From Autumn about her work:

Given my background in both dance and visual art, choreographing in response to “Vernon Pratt: All the Possibilities of Sixteen,” and then getting to perform that choreography while surrounded by the artwork, is really an enriching experience. I make a lot more dances than visual artwork these days, so having these opportunities to create and perform in conjunction with this exhibition is a way to keep that studio artist alive inside of me. When I first visited the Gregg to see the exhibition, I was instantly struck by how encompassing the work is; it is really quite mesmerizing to be in the space. Once I began working on movement material, Pratt’s very calculated, mathematical approach influenced how I crafted 4×4. The work begins with 16 gestures, and then myself and the other dancers continue to manipulate and transform those gestures throughout the 16-minute dance. Of course, having Rich Holly’s composition Denominators accompany the choreography was any easy choice as it is accompanying the exhibition already.

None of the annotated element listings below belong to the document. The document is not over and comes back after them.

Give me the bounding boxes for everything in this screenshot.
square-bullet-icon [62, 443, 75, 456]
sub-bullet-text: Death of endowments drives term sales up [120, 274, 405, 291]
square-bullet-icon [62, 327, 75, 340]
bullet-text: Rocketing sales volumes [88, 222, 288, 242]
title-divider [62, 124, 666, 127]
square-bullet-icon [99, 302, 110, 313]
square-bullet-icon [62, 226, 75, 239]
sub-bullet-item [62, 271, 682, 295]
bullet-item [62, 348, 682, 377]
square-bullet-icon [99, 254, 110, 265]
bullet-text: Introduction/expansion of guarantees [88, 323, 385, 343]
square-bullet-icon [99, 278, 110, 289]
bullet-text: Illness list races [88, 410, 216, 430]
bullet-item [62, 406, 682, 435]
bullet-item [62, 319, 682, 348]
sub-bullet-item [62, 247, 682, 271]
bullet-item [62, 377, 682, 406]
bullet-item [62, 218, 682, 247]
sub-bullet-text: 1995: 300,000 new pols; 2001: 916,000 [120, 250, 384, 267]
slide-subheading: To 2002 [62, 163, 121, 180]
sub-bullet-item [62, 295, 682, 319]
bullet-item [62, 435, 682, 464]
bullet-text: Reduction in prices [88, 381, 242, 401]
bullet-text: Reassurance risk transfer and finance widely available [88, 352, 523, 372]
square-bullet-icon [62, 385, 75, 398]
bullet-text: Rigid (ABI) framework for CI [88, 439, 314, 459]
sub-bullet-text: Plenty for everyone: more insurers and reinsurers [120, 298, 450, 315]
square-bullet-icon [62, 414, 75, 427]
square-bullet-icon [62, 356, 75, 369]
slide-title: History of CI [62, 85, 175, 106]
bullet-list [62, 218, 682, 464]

It was not, however, an easy choice to decide on just three sections of the music to use; perhaps there is an evening-length concert in my future to find inspiration in the entire musical composition.

Performing with Belk in her choreography are two other NC State employees: Alexandra Burchette (Dance Program administrator) and John Miller IV (African American Cultural Center program coordinator), both alums of NC State’s Panoramic Dance Project, and local professional dancer Brianna Cooper (Code f.a.d. Company dancer).